Click Save to activate the product affinity model. A full workflow starts that trains the model, runs inference, and then adds product affinity output tables to the database.
Product affinity output tables¶
When you activate a product affinity model a training and inference workflow begins. The product affinity model trains on 450 days of historical purchase data. The random forest classifier applies a 365-day exponential half-life decay for historical purchases to ensure that more recent purchases count more.
When the training and inference workflow finishes, an output table is generated with one row for each customer-product pair, and then added automatically to the database.
The name of the output table includes the table name–Predicted_Affinity–followed by the name of the field used for predicting customer preferences in Pascal case and separated by an underscore. For example, if the field used for predicting customer preferences is Product Category the name of the table is Predicted_Affinity_ProductCategory.

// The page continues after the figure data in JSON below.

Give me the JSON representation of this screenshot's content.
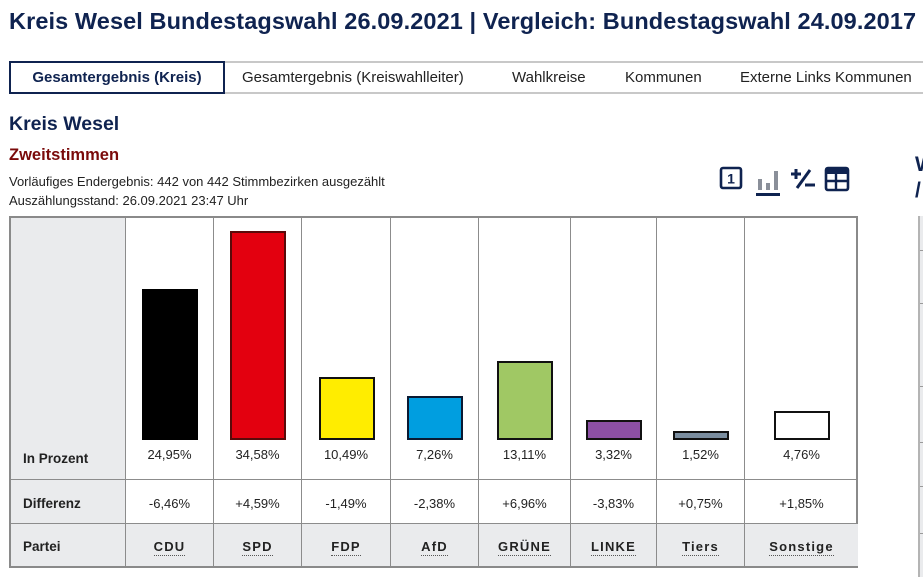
{
  "header": {
    "title": "Kreis Wesel Bundestagswahl 26.09.2021 | Vergleich: Bundestagswahl 24.09.2017"
  },
  "tabs": [
    {
      "label": "Gesamtergebnis (Kreis)",
      "active": true
    },
    {
      "label": "Gesamtergebnis (Kreiswahlleiter)",
      "active": false
    },
    {
      "label": "Wahlkreise",
      "active": false
    },
    {
      "label": "Kommunen",
      "active": false
    },
    {
      "label": "Externe Links Kommunen",
      "active": false
    }
  ],
  "section": {
    "region": "Kreis Wesel",
    "subtitle": "Zweitstimmen",
    "status_line": "Vorläufiges Endergebnis: 442 von 442 Stimmbezirken ausgezählt",
    "timestamp_line": "Auszählungsstand: 26.09.2021 23:47 Uhr"
  },
  "view_icons": [
    {
      "name": "single-value-icon",
      "glyph": "1",
      "active": false
    },
    {
      "name": "bar-chart-icon",
      "active": true
    },
    {
      "name": "plus-minus-icon",
      "active": false
    },
    {
      "name": "table-icon",
      "active": false
    }
  ],
  "side_panel": {
    "title_fragment": "W\n/"
  },
  "colors": {
    "primary": "#0f2350",
    "subtitle": "#7a0a0a",
    "label_bg": "#eaebed"
  },
  "chart_data": {
    "type": "bar",
    "title": "Zweitstimmen",
    "row_labels": {
      "percent": "In Prozent",
      "difference": "Differenz",
      "party": "Partei"
    },
    "categories": [
      "CDU",
      "SPD",
      "FDP",
      "AfD",
      "GRÜNE",
      "LINKE",
      "Tiers",
      "Sonstige"
    ],
    "values": [
      24.95,
      34.58,
      10.49,
      7.26,
      13.11,
      3.32,
      1.52,
      4.76
    ],
    "value_labels": [
      "24,95%",
      "34,58%",
      "10,49%",
      "7,26%",
      "13,11%",
      "3,32%",
      "1,52%",
      "4,76%"
    ],
    "differences": [
      -6.46,
      4.59,
      -1.49,
      -2.38,
      6.96,
      -3.83,
      0.75,
      1.85
    ],
    "difference_labels": [
      "-6,46%",
      "+4,59%",
      "-1,49%",
      "-2,38%",
      "+6,96%",
      "-3,83%",
      "+0,75%",
      "+1,85%"
    ],
    "bar_colors": [
      "#000000",
      "#e3000f",
      "#ffed00",
      "#009ee0",
      "#a0c864",
      "#8c50a5",
      "#7b8ea0",
      "#ffffff"
    ],
    "bar_borders": [
      "#000000",
      "#5a0a0a",
      "#111111",
      "#0a1a33",
      "#111111",
      "#111111",
      "#111111",
      "#111111"
    ],
    "xlabel": "Partei",
    "ylabel": "In Prozent",
    "ylim": [
      0,
      35
    ],
    "grid": false,
    "legend": "none"
  }
}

A Predicted Affinity table has the following columns:
Column name |
Data type |
Description |
|---|---|---|
Amperity ID |
String |
The unique identifier assigned to clusters of customer profiles that all represent the same individual. The Amperity ID does not replace primary, foreign, or other unique customer keys, but exists alongside them within unified profiles. Note The Amperity ID is a universally unique identifier (UUID) that is 36 characters spread across five groups separated by hyphens: 8-4-4-4-12. For example: 123e4567-e89b-12d3-a456-426614174000
|
Audience Size Large |
Boolean |
A flag that indicates the recommended audience size. When this value is A large audience size is predicted to include ~90% of future purchasers and to include a high number of non-purchasers. |
Audience Size Medium |
Boolean |
A flag that indicates the recommended audience size. When this value is A medium audience size is predicted to include ~70% of future purchasers and to include a moderate number of non-purchasers. |
Audience Size Small |
Boolean |
A flag that indicates the recommended audience size. When this value is A small audience size is predicted to include ~50% of future purchasers and to include the fewest number of non-purchasers. |
Product Attribute |
String |
The field against which product affinity is measured. For example: a category, a subcategory, or a brand. Values must have at least 100 purchases during the previous 30 days and at least 250 purchases during the previous 365 days to be included in product affinity model output. |
Ranking |
Integer |
A product attribute’s rank for this customer, where 1 equals the highest product affinity. |
Score |
Float |
The strength of a customers’s affinity for this product, shown as an uncalibrated probability between 0 and 1 that combines product-specific affinity with general likelihood to purchase. A higher score represents a stronger predicted affinity. Caution A customer score should only be used in relation to other customer scores for the same product attribute value. A customer score should not be used in absolute terms. A score does not directly correlate to ranking or audience sizes and should not be used in segments. Important Use audience size attributes or ranking when building segments for product affinity instead of customer scores. |
Export validation results¶
Export model results to Databricks, Google BigQuery, or Snowflake using an outbound bridge.
Configure an outbound bridge, and then select the predictive_tables dataset. The validation export includes per-product metrics such as total hit count, naive baseline performance, model performance at each audience size tier, along with hit rate and precision improvement percentages.